Code and documentation for construction machine learning models to monitor Parkinson's symptoms.
Author:
Contents :
- Background and Data
- Feature Generation and Exploratory Analysis
- Models
- Final Model and Visualization
Parkinson's disease is an degenerative movement disorder affecting 7-9 millions patients. There is no cure. Physical therapy can help but is evaluation is subjective and limited to short periods of clinic visits. XEED is a company which produces wearable devices to capture motion of patients limbs. These motion data can then be synchronized to smartphones, so that Physical therapists can monitor patients’ movement and symptoms and evaluate the severity of the disease, provide personalized recommendations between therapy sessions to delay disease progression.
In this study, patients and healthy controls subject will come into wear XEED divices on 4 limbs and be monitored for the subsequent 8-9 hours in an clinic for activities and symptoms. Patients will take Parkinson's medications twice during the study period, once at begining of the study and again 4 hours later.
Movement data from the device
- timestamp
- orientation and acceleration information There will be an XEED device on each wrist and each ankle that will collect unix time accurate to the second with real world time, acceleration in the X,Y, and Z directions with +/- 1 mg resolution, and orientation with accuracy of +/- 3 degrees in Roll and Pitch, and +/- 5 degrees in Yaw. The orientation is self correcting and referenced to the earth’s magnetic field and gravity. The data were collected at intervals of 32 samples/second.

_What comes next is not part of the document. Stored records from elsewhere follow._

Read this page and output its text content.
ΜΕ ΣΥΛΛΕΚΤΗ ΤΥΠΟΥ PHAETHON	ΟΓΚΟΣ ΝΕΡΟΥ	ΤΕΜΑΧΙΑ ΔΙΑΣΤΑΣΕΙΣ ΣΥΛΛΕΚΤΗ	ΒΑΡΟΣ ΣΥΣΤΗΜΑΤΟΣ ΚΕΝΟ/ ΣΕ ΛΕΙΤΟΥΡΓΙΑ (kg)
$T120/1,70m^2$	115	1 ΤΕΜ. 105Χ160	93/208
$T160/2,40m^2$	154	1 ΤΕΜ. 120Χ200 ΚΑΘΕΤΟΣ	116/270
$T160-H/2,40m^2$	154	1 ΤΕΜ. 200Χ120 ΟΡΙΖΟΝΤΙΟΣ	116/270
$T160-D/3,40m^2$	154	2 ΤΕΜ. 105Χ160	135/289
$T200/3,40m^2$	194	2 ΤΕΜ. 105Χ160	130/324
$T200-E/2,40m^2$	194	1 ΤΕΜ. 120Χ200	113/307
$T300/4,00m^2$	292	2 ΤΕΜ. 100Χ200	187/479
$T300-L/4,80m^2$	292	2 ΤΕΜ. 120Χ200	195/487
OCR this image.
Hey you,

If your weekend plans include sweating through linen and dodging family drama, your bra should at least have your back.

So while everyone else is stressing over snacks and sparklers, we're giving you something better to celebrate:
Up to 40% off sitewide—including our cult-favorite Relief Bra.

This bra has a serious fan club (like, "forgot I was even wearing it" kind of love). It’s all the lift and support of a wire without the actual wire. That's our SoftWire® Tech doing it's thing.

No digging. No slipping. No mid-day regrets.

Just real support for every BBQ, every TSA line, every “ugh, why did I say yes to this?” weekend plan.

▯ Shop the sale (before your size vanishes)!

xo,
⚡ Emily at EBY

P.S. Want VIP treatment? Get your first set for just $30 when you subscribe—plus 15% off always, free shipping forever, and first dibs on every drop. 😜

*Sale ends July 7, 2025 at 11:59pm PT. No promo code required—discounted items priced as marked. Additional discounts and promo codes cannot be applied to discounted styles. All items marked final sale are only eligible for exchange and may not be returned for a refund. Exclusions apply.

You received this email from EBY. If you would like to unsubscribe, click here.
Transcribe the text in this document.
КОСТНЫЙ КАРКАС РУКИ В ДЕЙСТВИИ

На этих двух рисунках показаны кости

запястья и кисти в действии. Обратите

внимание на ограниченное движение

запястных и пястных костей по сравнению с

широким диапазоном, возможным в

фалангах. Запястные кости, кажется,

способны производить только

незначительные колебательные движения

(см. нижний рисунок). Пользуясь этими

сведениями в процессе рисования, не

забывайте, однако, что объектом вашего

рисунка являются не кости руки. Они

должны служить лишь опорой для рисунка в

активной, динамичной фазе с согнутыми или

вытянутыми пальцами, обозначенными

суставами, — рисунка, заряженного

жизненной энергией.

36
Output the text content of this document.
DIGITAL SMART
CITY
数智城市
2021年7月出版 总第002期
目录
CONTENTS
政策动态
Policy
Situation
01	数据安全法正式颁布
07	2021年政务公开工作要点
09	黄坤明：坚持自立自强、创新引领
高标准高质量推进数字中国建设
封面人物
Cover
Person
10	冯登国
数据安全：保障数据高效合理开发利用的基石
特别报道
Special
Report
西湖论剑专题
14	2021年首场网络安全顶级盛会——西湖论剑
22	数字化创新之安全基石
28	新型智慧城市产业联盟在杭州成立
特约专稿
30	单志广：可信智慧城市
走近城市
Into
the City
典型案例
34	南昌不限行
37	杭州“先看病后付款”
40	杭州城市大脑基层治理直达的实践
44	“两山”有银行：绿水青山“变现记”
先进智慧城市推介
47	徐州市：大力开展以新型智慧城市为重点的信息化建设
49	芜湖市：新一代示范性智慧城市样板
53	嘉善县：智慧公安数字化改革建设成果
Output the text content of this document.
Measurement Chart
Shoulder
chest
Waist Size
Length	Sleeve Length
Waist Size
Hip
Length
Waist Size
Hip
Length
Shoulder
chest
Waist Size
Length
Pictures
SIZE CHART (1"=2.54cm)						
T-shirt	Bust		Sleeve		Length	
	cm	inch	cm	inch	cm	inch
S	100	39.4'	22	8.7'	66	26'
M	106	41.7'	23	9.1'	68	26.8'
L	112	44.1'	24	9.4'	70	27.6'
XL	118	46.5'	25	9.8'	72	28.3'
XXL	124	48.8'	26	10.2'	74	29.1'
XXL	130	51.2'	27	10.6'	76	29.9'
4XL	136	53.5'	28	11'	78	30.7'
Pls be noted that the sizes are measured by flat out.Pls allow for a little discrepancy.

For some parts of the study period, the following data are also collected:
- patient activities walk, resting
- “ON”, “OFF”, and dyskinetic (DYS) states of patients: occurrence of symptoms like tremors and jerky movements, “dance-like” movements.
The resting study consists of two phases: (1) resting recognition phase and (2) state determination phase.
-
Phase 1 is to take streams of data from the XEED devices and create a method to reliably identify the times during which resting occurred in PD subjects and healthy controls. Resting, defined as near zero acceleration, is a key activity in determining patient states because it is an easily identifiable activity that is performed multiple times throughout the day subconsciously. Resting tremors is a key symptom used in evaluating the severity of the disease.
-
Phase 2 will require differentiating resting features between healthy subjects and PD subjects if any. These features should be instrumental in determining the patient’s ON, OFF, or DYS state. A wide range of PD resting data and control resting data will be provided to account for variability across people, gender, body sizes, and time of day. Medication data and United Parkinson’s Disease Rating Scale (UPDRS) data will be provided when available for intra-person comparisons and to avoid false positives. If an accurate state determination can be reached within the scope of the project, the next step will be identifying the UPDRS score that corresponds to the resting pattern.
Data from the XEED devices stored as binary files were processed and converted to python Pandas dataframes. The orientation information encoded as quaternions with an offset (q0, q1, q2, q3) were normalized. The acceleration dimensions (ax, ay, az) were also normalized and used to compute magnitude of accelerations.